On 9/11/2001, I read Sirens of Titan again, realizing that I had lived my entire life profiting from a continuing state of war against the rest of the world that nobody else seemed to notice. Politics does that to people. It cuts them off from themselves and what their own senses tell them much better than preachers or presidents or county commissioners or cops.

OsamabinLaden heckraiser wrote: So I guess you know everything. Is that it obl? Your word is final. No room for being informed?

Check out voting records on minimum wage increases and tell me there's no difference in the parties and that Dems don't represent the under class and average working Americans. It's clear there's too much money in the system. But there are huge differences whether you acknowledge them or not.

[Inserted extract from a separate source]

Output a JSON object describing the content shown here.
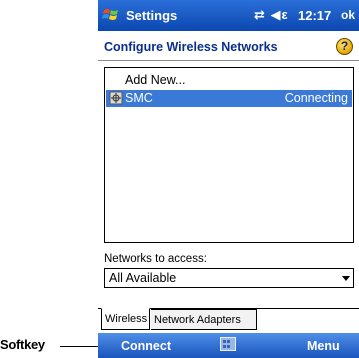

I never said I know anything. I certainly don't believe in anything. I'm a writer. I am still revising things I wrote 40 years ago. In fact, I often go back and change things that I was correct about to make them incorrect because it is necessary for the character who thinks or says those things to be wrong.

There may be a huge differences between politicians, but I don't care. Sorry. What this country needs is more philosophers and fewer pragmatists. I still consider voting a demeaning act of subjugation by the ruling class to justify expansion of the prison-industrial complex that currently drives the American economy.

Pass it on.

OsamabinLaden
photographer45 wrote: OsamabinLaden wrote: I don't vote because voting is demeaning. I agree with much of what you say, OBL, particularly about the separation between The People and The Government. I would often like to sit down with all the elected Dems these days and start ranting and raving about how wimpy they are.

And I don't often tell someone that they are WRONG, WRONG, WRONG.

But this IS wrong-minded of you. Voting is not demeaning. It is how we keep our country from becoming another Sudan.
...

Voting is a priviledge. That might sound like a bumper sticker, but it's true. I have such deep admiration for Jefferson, Franklin, Adams and the rest of our country's founders. I know the system is flawed, but it's still better than what much of the world is living with.

OK, so is it a right, a privilege, or a responsibility? I am not arguing that this country is a much better place to live than many other countries. I readily recognize that in many countries I would have been imprisoned or killed years ago for what I write. At the same time, this country is allied to many of those countries. I prefer to acknowledge that what makes the rose so desirable is often ignorance of the thorns that protect it.

Madness is simply minority viewpoint. Right and wrong are not absolutes, and even that old rummy Reagan admitted that justice is a moving target. I find voting demeaning. I have voted on occasion on issues I felt strongly about, always on the losing side, I might add, and even in those instances, my preferred choice wasn't on the ballot. In order words, my very act of voting validated a system that denied me an opportunity to express my opinion. That is the fundamental disconnect I have with the rule of law.